The black tarantulas were mostly flavorful in a nondescript sort of way given what I was expecting (which I'm not quite sure about, to be exact, other than to say I thought it would taste terrible), but I have to say it was noticeably hairy and crunchy. The difficult part was dealing with them in several bites, since the little guys are about three inches long. To put the whole thing in your mouth at once would be, well, impolite. How much more impolite than staring down at a partway eaten tarantula, I'm not sure, but nonetheless impolite.
The scorpions were visibly displayed as a bruschetta, their brown bodies with curled tails featured quite in contrast to the white cheese, and for once immobile compared to their live counterparts, which typically scurry away when confronted. Crunchy little devils, I must say, now that I've had two.
The beetle was the most difficult to stomach, however. Well not really stomach, but get it through your head you were going to bite what looked very much like a roach. I got close, but finally drew the line at the spring peas. They were rather tasty, but I must say the beetle/roach is still perched atop a small toothpick, sans the peas. I couldn't get it through my head or into my stomach. There are some things I'll try at least once, and some things I won't.
Yes, I know. Once you've eaten a black tarantula and a brown scorpion, why stop at a beetle? Just look at the photo in those last two links, and you'll understand. I'm not even sure it was cooked. Beetle sushi, in other words. Ugh. Oh yes, the meal worm sushi endive, almost still squirming, was a no go, too.
The cocktails, and I mean that literally, were the highlight of the evening. Each on of the cosmopolitans had some type of testicle pearls in the bottom, some blue, some clear, but all laced with testosterone, I'm sure. There was enough of that in the room, but the drinks made it ever more so evident.
Dinner was comparatively pedestrian, with a typical couscous-tomato-zucchini-eggplant appetizer, red and white Shark Trust wine from San Diego, a nice slab of rare beef with a medley of root vegetables and a delicious chocolate desert.
But the food is not the reason to go. Neither is Buzz Aldrin. The rest of the explorers, like my friend Sara and her friend Michelle, a true-life rocket scientist at JPL in Pasadena who works on the software for the Mars rover, together with many others just like them and just like you and me. They push the boundaries of exploration and science. Not everyone can be the first to go the highest, the deepest or the most times around this or that, which is not to discount those who have, but rather to compliment those who haven't yet nonetheless expand our knowledge and discover what we don't yet know.
The program for the evening consisted of awards to other accomplished explorers, each deserving kudos in their own field. The most interesting aspect, however, was the presentations about the state of the world's oceans. They should know: they're out there everyday diving below and on the surface. They see. Universally to a speaker, save one comment ("reefs have constantly changed over time"), the picture of our oceans is not pretty.

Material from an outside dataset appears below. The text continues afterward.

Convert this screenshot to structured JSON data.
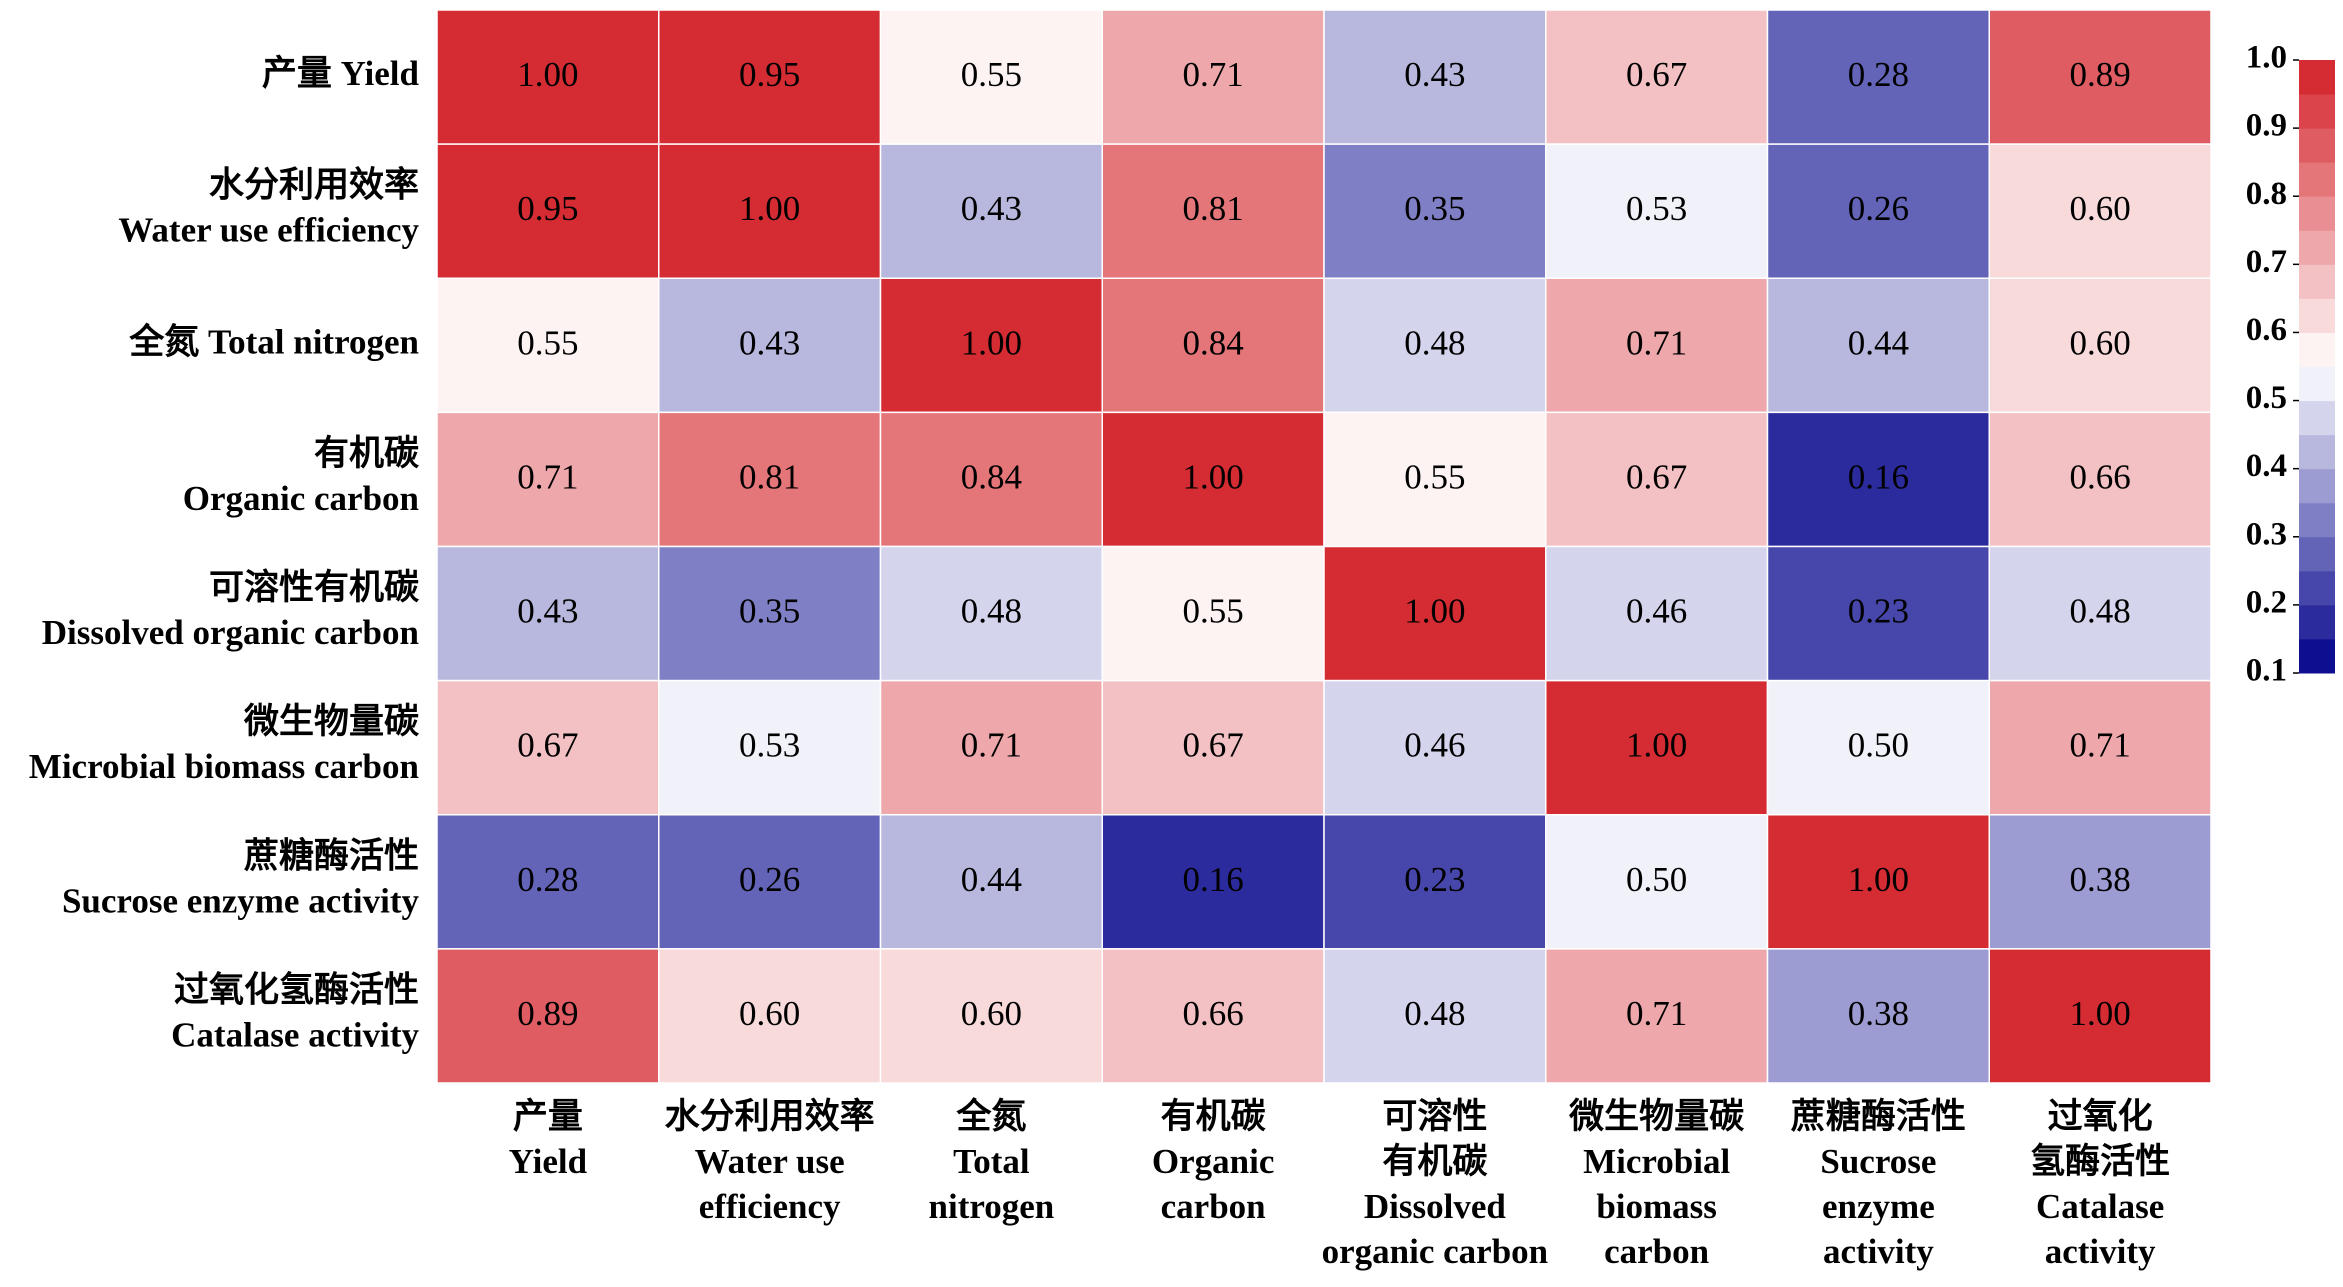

We've explored only five percent of it. We take out too much, and what we leave behind will consequently not be able to sustain itself. We put too much pollution into it. We're killing the little bit we leave behind. It's the world's largest repository of carbon, and it may not take much more, which leaves only one place for it to go: into the atmosphere you and I breathe.
Dr. Earle perhaps made the most poignant comment of the evening when she compared the colossal amount of money we've spent on space exploration to the minuscule amount we've spent on exploring our own oceans - a literal drop in the bucket.
Maybe it's time to look down and around us instead of up into the sky.